Twój STYL: Od naszej ostatniej rozmowy sporo się zmieniło. "Czuła przewodniczka" okazała się bestsellerem. Prawa do niej zakupili wydawcy z dziewięciu krajów.
Natalia de Barbaro: To było dla mnie zaskoczenie. Nie spodziewałam się, że nagle stanę się osobą rozpoznawalną. Uczę się tej sytuacji i siebie w niej. Cieszy mnie, że dzięki tak wysokiej sprzedaży mogę zajmować się teraz tym, co dla mnie najważniejsze, czyli prowadzeniem warsztatów dla kobiet. Fajnie wiedzieć, że tylu osobom się przydałam.
W "Przędzy", twojej drugiej książce, przyrównujesz życie kobiet do tkania na krosnach. Skąd ten pomysł?

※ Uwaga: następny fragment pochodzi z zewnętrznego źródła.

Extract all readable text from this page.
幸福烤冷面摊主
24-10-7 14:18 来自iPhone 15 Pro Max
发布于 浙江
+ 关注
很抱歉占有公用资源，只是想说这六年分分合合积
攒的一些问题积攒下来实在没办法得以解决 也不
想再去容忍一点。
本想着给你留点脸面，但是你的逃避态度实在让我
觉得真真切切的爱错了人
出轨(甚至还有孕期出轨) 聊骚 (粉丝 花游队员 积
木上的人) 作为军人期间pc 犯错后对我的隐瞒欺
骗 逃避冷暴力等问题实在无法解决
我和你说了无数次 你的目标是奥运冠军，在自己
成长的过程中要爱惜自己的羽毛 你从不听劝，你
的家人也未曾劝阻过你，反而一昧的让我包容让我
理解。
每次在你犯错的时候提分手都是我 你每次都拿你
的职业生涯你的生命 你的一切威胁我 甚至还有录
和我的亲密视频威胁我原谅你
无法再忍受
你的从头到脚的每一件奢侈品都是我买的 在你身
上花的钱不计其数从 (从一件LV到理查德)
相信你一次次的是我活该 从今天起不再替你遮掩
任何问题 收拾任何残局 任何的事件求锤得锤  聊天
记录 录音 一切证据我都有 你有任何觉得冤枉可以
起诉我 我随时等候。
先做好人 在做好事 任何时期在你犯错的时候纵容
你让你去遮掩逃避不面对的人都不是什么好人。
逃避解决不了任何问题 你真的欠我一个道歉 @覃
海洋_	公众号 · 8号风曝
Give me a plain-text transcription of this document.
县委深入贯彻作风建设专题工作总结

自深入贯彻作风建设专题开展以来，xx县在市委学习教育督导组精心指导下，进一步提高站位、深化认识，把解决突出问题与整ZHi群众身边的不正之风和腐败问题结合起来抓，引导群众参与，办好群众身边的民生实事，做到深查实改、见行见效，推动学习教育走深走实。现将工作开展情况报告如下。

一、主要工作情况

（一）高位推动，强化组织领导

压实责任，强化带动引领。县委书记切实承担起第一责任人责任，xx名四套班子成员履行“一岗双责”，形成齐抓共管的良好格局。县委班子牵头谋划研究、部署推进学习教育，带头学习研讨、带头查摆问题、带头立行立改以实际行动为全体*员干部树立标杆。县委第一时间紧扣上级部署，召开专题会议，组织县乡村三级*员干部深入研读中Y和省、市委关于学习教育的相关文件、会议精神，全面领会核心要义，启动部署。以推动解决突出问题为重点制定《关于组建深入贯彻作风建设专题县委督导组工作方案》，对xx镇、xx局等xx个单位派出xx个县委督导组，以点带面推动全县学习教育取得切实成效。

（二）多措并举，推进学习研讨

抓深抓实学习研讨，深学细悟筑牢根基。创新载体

Natalia de Barbaro: Szukałam metafory, która odda sposób, w jaki kobiety, przynajmniej wiele z tych, z którymi się spotykam, żyją i doświadczają rzeczywistości. Zaczęłam od spojrzenia w głąb siebie. Wiedziałam już, że poruszanie się od jednego celu do drugiego nie jest mi bliskie. I wiem, że wiele kobiet doświadcza czegoś podobnego – podejście zadaniowe nam nie wystarcza, ogranicza nas. Wtedy przyszło mi do głowy tkanie. To czynność niespieszna i nienastawiona na szybki efekt. Postanowiłam, że doświadczalnie sprawdzę, na ile tkanie jest moje, a na ile obce mi jest celowanie. Poszłam na zajęcia z łucznictwa, gdzie oczywiście liczy się, czy trafisz w środek tarczy. Trener powiedział mi po kursie, że jeszcze nigdy nie miał tak niesfornej uczennicy. Równolegle umówiłam się na zajęcia z tkania. Obserwowałam na nich z fascynacją, jak prowadząca wplata różne wątki w osnowę: używa kolorowych nici, czasem skrawków tkanin. Namacalnie poczułam, że to jest to. Nitka górą, nitka dołem. Raz szara, szorstka przędza, raz kawałek muślinu czy aksamitna wstążka. To przypomina mi materię, z której przędziemy swoje życia. Pewne rzeczy są dane – jesteś wysoka albo niska, masz oczy piwne lub niebieskie, urodziłaś się w konkretnej rodzinie, w konkretnym miejscu. To krosna, twoja rama – na to nie masz wpływu. Ale przędzę do tkania przez całe życie wybierasz sama. Ty decydujesz, czego i kiedy używasz.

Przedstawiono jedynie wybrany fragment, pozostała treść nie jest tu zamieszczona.